This political season, the campaigns know the easiest way to reach you is through your phone, so you might be noticing more phone calls, emails and text messages.
“If there is a screen in front of you the campaigns are going to use it to reach you ... whether it’s television, social media, right through your phone through text messages,” said Richard Longoria, a government professor at Cameron University.
Texts are particularly potent because the average American checks their phone about 100 times per day. Now local and national campaigns are increasingly relying on texts to get their messages out.
Some are even calling this year “the texting election.”
The Trump campaign alone said it will send out more than a billion text messages by Election day.
Now, texts from both political parties are flooding phones for voters who never signed up to receive them.
“Unfortunately, at some point, you probably unwittingly gave up your information,” said Roger Cheng from CNET.
Whether it was for a survey, service, or retailer, often that data is sold to third parties including campaigns that match it up with public voter information.
As long as there is a human on the other end, unsolicited texts are legal.
- Read: U-M election security expert: Five ways to keep your vote secure
- Read: What to know before voting in General Election in Michigan on Nov. 3, 2020
However, people can try to opt out of getting the messages.

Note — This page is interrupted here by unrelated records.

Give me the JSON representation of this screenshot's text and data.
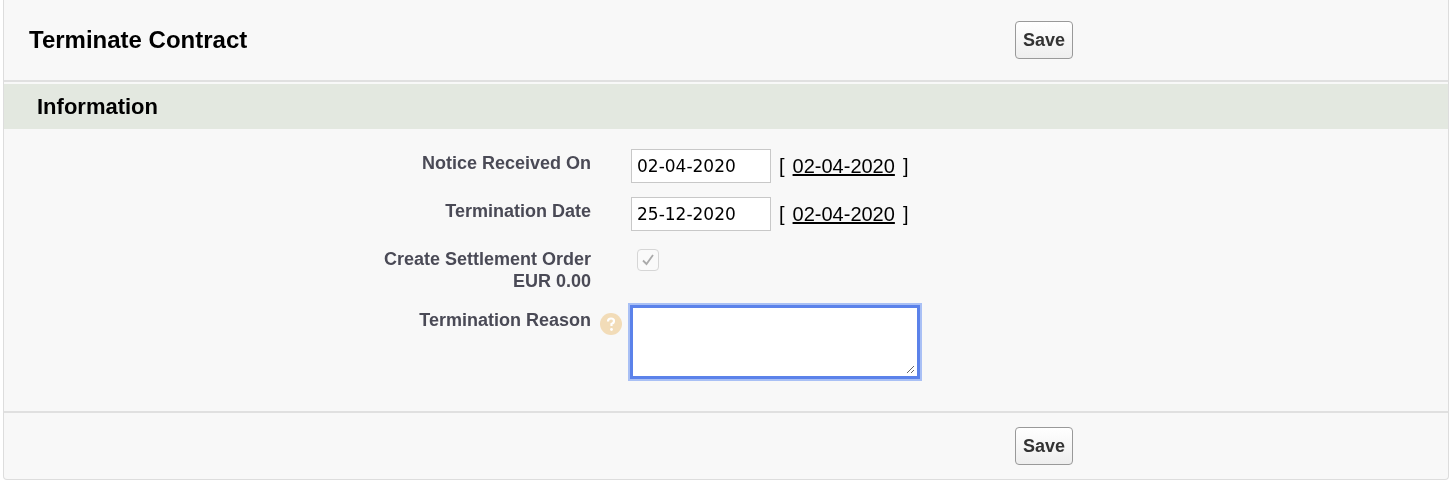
{
  "header": {
    "title": "Terminate Contract",
    "button": "Save"
  },
  "section": {
    "title": "Information"
  },
  "fields": [
    {
      "kind": "date",
      "label": "Notice Received On",
      "value": "02-04-2020",
      "open_bracket": "[",
      "today_link": "02-04-2020",
      "close_bracket": "]"
    },
    {
      "kind": "date",
      "label": "Termination Date",
      "value": "25-12-2020",
      "open_bracket": "[",
      "today_link": "02-04-2020",
      "close_bracket": "]"
    },
    {
      "kind": "checkbox",
      "label": "Create Settlement Order",
      "sublabel": "EUR 0.00",
      "checked": true,
      "disabled": true
    },
    {
      "kind": "textarea",
      "label": "Termination Reason",
      "help": true,
      "focused": true
    }
  ],
  "footer": {
    "button": "Save"
  }
}
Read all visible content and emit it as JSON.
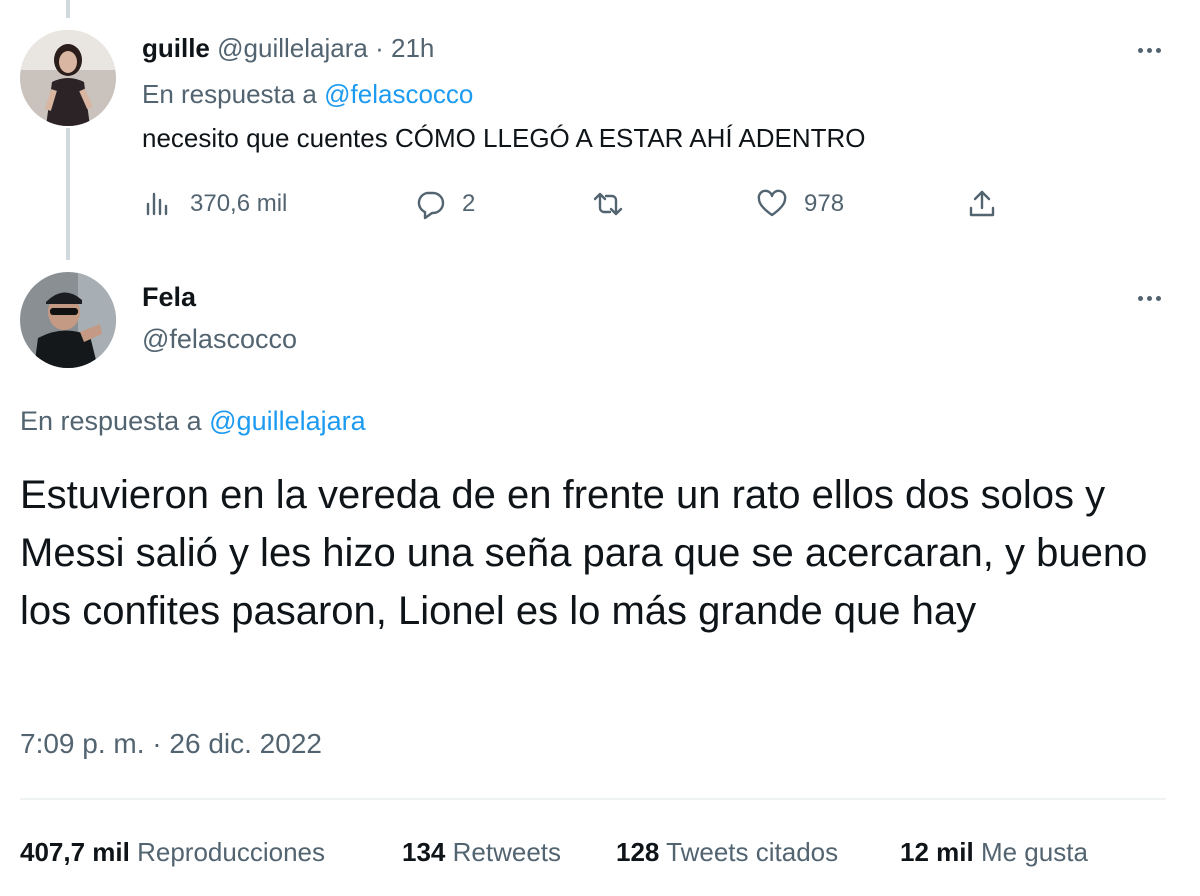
{
  "reply_tweet": {
    "name": "guille",
    "handle": "@guillelajara",
    "separator": "·",
    "time": "21h",
    "replying_prefix": "En respuesta a",
    "replying_to": "@felascocco",
    "text": "necesito que cuentes CÓMO LLEGÓ A ESTAR AHÍ ADENTRO",
    "actions": {
      "views_icon": "views-icon",
      "views": "370,6 mil",
      "reply_icon": "reply-icon",
      "replies": "2",
      "retweet_icon": "retweet-icon",
      "like_icon": "heart-icon",
      "likes": "978",
      "share_icon": "share-icon"
    }
  },
  "main_tweet": {
    "name": "Fela",
    "handle": "@felascocco",
    "replying_prefix": "En respuesta a",
    "replying_to": "@guillelajara",
    "text": "Estuvieron en la vereda de en frente un rato ellos dos solos y Messi salió y les hizo una seña para que se acercaran, y bueno los confites pasaron, Lionel es lo más grande que hay",
    "timestamp": "7:09 p. m. · 26 dic. 2022",
    "stats": {
      "views_count": "407,7 mil",
      "views_label": "Reproducciones",
      "retweets_count": "134",
      "retweets_label": "Retweets",
      "quotes_count": "128",
      "quotes_label": "Tweets citados",
      "likes_count": "12 mil",
      "likes_label": "Me gusta"
    }
  },
  "colors": {
    "accent": "#1d9bf0",
    "secondary_text": "#536471",
    "primary_text": "#0f1419",
    "divider": "#eff3f4",
    "thread_line": "#cfd9de"
  }
}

“It’s actually fairly easy. If you get a text message that you don’t want, just reply “stop” and they are obligated to stop sending you messages going forward,” said Cheng.
However, that doesn’t guarantee you won’t continue to get text messages coming from different numbers.
The Better Business Bureau says beware of texts soliciting campaign contributions because you can’t be certain the money is going to the candidate you want. BBB recommends not responding to the text message, instead look up the candidate’s website yourself and contribute that way.